Even as many voters have become disillusioned with local government, many also want their concerns taken seriously this time. Keshav KC of Thecho wants his elected officials to stop illegal mining and improve roads that have been in a dilapidated condition for years.
Shiva Shrestha of Tikathali is concerned about air and water pollution, and wants a municipality head to solve those. Rajesh Darlami of Bhatte Danda village wants the chronic lack of irrigation and fertiliser facilities as well as an efficient market delivery system of fresh produce.
Pema Lama of Lakuri Bhanjyang expects his local leader to expand tourism in the area. “Better roads and other facilities to attract tourists would vastly benefit the local economy,” he says.

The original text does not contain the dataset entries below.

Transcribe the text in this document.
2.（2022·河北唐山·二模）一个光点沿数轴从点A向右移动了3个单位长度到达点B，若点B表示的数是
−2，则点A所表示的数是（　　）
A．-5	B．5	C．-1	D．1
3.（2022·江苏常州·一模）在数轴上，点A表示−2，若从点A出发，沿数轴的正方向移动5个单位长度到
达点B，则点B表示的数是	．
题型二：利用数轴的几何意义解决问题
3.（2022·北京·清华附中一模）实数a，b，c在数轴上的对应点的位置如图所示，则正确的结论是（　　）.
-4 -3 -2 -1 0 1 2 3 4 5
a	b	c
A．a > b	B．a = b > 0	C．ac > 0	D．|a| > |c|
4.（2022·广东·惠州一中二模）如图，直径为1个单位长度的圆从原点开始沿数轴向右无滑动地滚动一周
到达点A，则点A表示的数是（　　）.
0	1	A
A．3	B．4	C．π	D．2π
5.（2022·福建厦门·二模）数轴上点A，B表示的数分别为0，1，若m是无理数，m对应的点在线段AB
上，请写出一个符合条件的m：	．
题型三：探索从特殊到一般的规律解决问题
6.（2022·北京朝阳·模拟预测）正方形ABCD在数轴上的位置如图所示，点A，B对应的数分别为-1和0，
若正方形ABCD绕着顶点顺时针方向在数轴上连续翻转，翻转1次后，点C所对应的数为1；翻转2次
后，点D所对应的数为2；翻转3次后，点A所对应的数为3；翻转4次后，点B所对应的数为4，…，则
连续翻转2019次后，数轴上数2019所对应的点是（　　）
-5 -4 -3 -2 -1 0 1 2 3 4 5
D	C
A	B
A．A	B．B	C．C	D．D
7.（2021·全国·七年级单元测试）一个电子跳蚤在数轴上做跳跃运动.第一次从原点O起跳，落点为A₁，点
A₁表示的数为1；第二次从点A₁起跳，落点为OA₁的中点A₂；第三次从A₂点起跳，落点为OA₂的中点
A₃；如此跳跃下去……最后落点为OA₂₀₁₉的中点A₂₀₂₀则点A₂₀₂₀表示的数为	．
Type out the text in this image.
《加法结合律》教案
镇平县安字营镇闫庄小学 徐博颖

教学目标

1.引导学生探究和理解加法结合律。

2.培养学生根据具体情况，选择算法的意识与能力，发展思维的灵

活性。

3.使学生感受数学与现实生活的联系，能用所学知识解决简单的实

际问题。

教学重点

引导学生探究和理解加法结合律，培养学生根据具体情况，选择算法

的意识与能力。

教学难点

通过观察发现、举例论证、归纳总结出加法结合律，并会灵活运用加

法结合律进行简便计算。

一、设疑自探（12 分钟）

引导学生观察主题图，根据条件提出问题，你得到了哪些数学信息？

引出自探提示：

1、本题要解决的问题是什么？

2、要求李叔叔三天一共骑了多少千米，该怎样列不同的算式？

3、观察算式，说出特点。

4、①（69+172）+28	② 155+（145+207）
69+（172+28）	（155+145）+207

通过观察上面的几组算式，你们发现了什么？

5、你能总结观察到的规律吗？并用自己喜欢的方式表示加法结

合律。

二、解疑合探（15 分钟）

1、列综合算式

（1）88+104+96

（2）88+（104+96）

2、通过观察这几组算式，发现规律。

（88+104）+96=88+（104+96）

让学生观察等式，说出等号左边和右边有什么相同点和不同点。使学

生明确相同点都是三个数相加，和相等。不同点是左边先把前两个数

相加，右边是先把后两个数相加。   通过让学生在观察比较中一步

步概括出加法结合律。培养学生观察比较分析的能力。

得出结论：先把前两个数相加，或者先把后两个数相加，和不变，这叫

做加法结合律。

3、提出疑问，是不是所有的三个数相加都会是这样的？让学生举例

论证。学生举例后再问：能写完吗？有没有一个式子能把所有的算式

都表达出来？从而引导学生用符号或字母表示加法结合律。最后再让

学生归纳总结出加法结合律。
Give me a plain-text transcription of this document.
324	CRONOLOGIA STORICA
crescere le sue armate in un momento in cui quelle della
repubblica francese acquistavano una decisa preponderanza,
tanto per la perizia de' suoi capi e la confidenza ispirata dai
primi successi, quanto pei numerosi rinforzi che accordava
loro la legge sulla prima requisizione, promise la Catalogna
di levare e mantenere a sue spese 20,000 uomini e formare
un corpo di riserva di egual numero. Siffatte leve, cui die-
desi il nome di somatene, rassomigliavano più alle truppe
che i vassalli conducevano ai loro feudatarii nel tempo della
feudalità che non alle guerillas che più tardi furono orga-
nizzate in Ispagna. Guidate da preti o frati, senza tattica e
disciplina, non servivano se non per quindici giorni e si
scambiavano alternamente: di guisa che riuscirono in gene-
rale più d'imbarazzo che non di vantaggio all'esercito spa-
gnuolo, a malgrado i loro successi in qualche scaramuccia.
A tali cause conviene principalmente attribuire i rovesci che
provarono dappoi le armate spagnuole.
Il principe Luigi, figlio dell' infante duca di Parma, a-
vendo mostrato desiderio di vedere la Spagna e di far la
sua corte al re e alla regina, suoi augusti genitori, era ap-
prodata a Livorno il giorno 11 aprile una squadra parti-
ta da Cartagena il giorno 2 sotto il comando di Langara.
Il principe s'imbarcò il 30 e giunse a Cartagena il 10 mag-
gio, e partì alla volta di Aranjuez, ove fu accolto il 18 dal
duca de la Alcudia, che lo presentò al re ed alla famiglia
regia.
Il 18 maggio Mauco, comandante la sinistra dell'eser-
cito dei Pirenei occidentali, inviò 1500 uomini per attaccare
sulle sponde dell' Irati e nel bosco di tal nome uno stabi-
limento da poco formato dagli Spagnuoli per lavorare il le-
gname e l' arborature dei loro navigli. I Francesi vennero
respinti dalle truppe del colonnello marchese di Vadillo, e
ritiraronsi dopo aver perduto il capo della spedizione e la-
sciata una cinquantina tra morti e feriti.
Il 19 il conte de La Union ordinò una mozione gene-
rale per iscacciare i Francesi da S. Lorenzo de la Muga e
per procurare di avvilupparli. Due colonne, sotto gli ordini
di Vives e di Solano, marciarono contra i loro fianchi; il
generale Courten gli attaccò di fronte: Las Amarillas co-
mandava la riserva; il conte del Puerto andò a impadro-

Prakash Raut of Lamatar sees the need to control rampant use of excavators to level slopes in his neighbourhood for new housing colonies. “If unchecked plotting does not stop, there will be nothing but houses here in a few years,” he adds.
Suraj Bajgain of Gotikhel wants elected candidates to improve health and education services so that people do not have to move to an expensive city, and live hand-to-mouth.
Kishor Bista of Sunakothi believes that elected officials should be responsible for the preservation of local culture and heritage. “Our public spaces, community forests and heritage are disappearing. If we elected a representative who cared enough, we could preserve the beauty of this town for generations to come.”